In an LTE (long term evolution) system, received-signal orthogonality depends on a scenario in which a transmitter and a receiver work on completely the same frequency reference points. If frequency reference points are not completely the same, subcarrier orthogonality is damaged, and a subcarrier leakage is caused. To avoid the subcarrier leakage, a base station needs to perform frequency offset estimation on a terminal device, and calibrate a frequency of the terminal device by using an estimated frequency offset value.

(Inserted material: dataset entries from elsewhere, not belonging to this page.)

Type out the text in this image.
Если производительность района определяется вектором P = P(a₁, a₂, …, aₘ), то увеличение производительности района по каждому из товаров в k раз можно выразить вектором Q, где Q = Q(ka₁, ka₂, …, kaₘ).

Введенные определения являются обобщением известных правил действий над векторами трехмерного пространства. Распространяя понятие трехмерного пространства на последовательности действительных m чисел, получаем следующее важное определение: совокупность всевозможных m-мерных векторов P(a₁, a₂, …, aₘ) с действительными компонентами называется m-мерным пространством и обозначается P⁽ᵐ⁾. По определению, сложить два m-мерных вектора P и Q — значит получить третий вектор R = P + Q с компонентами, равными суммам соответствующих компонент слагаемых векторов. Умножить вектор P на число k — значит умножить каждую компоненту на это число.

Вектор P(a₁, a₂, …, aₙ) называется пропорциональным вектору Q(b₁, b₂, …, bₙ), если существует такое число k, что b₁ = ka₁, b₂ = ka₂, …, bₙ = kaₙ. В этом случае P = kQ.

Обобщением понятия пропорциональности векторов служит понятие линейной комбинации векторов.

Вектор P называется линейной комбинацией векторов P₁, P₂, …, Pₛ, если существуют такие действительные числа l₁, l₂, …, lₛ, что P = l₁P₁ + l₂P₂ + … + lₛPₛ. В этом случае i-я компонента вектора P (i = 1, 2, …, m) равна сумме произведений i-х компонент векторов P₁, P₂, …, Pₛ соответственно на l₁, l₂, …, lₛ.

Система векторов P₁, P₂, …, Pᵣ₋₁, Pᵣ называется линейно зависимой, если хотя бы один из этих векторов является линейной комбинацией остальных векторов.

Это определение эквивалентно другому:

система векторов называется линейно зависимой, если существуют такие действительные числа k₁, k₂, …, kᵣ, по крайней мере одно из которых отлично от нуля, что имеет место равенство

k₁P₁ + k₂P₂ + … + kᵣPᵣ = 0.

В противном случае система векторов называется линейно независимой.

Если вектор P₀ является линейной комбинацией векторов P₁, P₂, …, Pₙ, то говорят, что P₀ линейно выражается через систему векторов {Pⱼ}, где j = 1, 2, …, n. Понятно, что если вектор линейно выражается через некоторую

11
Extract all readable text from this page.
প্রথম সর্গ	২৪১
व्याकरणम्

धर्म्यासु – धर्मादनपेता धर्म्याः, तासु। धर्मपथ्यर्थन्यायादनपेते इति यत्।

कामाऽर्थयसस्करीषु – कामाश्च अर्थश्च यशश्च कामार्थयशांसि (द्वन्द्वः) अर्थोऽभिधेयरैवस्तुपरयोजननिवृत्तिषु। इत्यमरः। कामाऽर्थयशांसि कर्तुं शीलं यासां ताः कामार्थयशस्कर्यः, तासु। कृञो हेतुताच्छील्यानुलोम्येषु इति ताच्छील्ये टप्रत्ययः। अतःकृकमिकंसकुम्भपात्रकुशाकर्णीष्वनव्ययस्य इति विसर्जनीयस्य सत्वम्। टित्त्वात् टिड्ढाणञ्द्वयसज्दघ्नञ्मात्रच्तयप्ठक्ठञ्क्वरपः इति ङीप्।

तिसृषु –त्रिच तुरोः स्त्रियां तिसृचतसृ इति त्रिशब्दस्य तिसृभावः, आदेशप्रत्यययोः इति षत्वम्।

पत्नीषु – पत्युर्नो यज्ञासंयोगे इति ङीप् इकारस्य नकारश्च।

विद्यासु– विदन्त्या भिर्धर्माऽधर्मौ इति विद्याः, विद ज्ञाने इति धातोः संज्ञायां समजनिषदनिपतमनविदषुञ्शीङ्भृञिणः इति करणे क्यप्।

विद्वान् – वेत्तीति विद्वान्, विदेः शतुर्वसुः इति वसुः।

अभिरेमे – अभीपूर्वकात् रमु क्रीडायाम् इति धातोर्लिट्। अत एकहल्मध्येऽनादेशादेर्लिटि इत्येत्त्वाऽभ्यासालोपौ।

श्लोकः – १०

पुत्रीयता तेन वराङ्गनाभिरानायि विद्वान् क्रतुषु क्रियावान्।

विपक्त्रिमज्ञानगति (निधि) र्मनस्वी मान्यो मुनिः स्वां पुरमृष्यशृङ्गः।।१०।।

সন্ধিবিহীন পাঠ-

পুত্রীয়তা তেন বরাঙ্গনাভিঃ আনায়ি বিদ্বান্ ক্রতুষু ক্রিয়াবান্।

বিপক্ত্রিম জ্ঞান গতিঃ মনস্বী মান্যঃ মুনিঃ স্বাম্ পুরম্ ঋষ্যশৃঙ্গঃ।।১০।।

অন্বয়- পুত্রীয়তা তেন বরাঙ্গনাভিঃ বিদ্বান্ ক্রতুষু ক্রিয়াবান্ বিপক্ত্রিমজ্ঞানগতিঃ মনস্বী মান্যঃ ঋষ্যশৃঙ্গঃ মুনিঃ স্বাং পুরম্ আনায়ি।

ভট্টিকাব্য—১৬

A TTI (transmission time interval) in a current LTE system is 1 millisecond. In an uplink in the current LTE system, on a PUSCH (physical uplink shared channel), DM-RSs (Demodulation RS, demodulation reference signal) are sent on two SC-FDMA (single carrier frequency division multiple access) symbols at each 1-ms TTI, so that a base station measures and estimates an uplink channel. In addition, the base station performs, according to a phase difference between the two DM-RS symbols, frequency offset estimation and frequency calibration on a PUSCH sent by a terminal device.
To achieve a shorter round trip time and a shorter data transmission delay. an evolution scheme of the current LTE system has proposed a scenario in which a TTI length is set to 0.5 millisecond or to be shorter than 0.5 millisecond. Correspondingly, after the TI length in the LTE system changes from 1 millisecond to 0.5 millisecond, according to a prior-art signal structure, a DM-RS used to estimate an uplink frequency is sent on only one symbol. Consequently, the base station cannot perform accurate uplink frequency offset estimation and calibration on the terminal device by using the DM-RS on the symbol.
To resolve a problem occurring when uplink information is demodulated at a 0.5-millisecond TTI, a most intuitive solution is to add a DM-RS symbol to the 0.5-millisecond TTI. In this way, the base station can perform accurate uplink frequency offset estimation by using DM-RSs on two SC-FDMA symbols.
However, because the DM-RS symbol is added to the 0.5-millisecond TTI, such additional reference signal overhead results in a smaller capacity of data that can be transmitted at the 0.5-millisecond TTI. In this manner, data transmission efficiency is reduced, and reference signal system overheads are increased.